Poi la svolta: un’intervista concessa a un giornalista francese e il riconoscimento dell’onoreficenza di “eroe europeo”, che fa da vero e proprio traino agli altri imprenditori campani, il cui numero di denunce è passato dalle 4-5 del periodo precedente alla sua denuncia alle 1800 all’anno. La dimostrazione che, anche grazie all’esperienza e al coraggio dell’imprenditrice campana, la gente ha capito da che parte stare: dalla parte dello Stato che “se chiami c’è, tanto che oggi è la Camorra che deve avere paura”. A giudicare dal trasporto con cui la giovane platea di studenti segue l’intervento della Fucito e dalla standing-ovation che le riserva, sembra proprio così.
Le testimonianze delle ospiti si susseguono, intervallate dalle toccanti parole – recitate con eccezionale bravura e trasporto dalle ragazze del Volta, del Virgilio, del Severi e del Leonardo – di quelle donne che alle organizzazioni criminali di stampo mafioso si sono opposte strenuamente.
Come Maria Ferrucci, “sindaca” – ci tiene a rivendicarlo – del Comune ad alta intensità di infiltrazione mafiosa di Corsico, che a queste organizzazioni si oppone ogni giorno. “A Corsico la ‘Ndrangheta, pur di entrare nella maggioranza di governo si allea indifferentemente con i partiti di destra e sinistra, costituendo liste civiche zeppe di uomini di fiducia o addirittura affiliati ai clan. Per questo – ammonisce – è indispensabile rimanere vigili: come ricorda Nando Dalla Chiesa, gli alleati più cari alle organizzazioni criminali sono i cretini, coloro che, non conoscendo il fenomeno, sono inconsapevolmente funzionali alle logiche delle cosche”.
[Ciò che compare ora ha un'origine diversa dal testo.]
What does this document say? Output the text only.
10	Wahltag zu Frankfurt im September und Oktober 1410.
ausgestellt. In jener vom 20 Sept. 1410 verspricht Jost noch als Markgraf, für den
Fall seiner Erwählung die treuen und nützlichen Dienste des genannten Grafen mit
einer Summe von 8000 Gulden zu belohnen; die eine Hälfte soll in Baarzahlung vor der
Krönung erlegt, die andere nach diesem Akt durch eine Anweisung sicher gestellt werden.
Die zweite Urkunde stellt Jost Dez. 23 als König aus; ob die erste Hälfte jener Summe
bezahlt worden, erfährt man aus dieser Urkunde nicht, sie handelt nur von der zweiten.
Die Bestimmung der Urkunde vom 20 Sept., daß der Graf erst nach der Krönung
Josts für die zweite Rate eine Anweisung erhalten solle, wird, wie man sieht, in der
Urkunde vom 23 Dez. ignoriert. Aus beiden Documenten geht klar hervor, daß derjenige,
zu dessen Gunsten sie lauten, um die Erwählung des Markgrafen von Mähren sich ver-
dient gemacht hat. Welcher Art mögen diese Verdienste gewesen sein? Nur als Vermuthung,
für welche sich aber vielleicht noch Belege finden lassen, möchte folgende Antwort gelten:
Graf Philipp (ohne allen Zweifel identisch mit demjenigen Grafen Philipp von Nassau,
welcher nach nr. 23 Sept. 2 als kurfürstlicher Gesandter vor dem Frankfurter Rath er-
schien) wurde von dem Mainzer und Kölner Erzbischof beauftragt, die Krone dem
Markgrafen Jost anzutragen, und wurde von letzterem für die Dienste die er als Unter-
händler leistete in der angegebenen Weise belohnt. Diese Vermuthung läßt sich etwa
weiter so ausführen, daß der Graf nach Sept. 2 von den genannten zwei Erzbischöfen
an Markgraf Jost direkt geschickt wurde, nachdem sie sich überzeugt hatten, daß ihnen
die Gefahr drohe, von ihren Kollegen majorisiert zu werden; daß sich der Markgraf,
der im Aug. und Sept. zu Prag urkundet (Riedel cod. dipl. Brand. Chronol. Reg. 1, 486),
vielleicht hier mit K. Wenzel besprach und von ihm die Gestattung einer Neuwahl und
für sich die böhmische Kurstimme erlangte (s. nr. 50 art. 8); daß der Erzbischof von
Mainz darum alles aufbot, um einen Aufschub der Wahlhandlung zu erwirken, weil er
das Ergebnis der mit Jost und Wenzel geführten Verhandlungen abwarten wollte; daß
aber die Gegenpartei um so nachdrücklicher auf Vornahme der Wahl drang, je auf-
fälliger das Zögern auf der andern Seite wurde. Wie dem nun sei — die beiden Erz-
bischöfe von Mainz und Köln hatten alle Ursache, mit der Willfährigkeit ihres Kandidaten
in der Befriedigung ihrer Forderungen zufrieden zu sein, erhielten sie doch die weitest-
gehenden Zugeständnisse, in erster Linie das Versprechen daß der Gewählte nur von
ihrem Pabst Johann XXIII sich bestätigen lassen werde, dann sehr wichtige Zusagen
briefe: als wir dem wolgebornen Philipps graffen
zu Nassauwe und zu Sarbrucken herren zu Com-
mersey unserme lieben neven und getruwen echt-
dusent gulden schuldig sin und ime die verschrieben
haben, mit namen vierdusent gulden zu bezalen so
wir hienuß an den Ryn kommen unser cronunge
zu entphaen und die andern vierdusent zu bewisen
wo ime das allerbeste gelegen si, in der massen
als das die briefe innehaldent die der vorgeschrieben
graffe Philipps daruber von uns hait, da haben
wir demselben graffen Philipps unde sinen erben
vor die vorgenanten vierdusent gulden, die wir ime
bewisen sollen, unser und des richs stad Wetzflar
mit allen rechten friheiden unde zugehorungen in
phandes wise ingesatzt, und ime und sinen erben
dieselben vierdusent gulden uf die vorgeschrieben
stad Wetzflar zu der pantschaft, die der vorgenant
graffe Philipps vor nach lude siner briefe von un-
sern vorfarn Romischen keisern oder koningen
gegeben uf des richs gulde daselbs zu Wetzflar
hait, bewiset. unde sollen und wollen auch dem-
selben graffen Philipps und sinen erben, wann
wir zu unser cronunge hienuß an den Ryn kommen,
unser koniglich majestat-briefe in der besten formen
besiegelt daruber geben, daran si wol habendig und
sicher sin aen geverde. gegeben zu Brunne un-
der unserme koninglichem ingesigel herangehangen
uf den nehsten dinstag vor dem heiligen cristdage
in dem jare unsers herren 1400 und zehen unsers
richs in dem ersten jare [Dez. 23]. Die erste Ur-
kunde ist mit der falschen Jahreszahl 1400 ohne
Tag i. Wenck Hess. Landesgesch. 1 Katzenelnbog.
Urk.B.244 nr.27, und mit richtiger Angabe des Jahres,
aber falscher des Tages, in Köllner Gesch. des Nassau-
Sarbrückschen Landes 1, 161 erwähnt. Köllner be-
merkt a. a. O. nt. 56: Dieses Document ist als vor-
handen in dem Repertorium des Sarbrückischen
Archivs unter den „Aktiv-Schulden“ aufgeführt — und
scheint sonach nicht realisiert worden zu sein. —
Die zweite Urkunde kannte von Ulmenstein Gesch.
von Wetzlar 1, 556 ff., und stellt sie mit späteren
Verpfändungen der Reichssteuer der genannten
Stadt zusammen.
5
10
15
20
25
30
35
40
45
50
Per questo – conclude Antonella Mascali, la giornalista del Fatto Quotidiano che ha fondato sulle inchieste sulla criminalità organizzata la sua brillante carriera – “Antonino Caponnetto diceva che la mafia teme di più la scuola che la giustizia”: perché la scuola è il luogo dove il seme della cultura antimafiosa, della legalità e della giustizia può germogliare nel modo più fecondo, ponendosi a fondamenta di una più sana società del futuro.
Questo incontro sembra averlo dimostrato.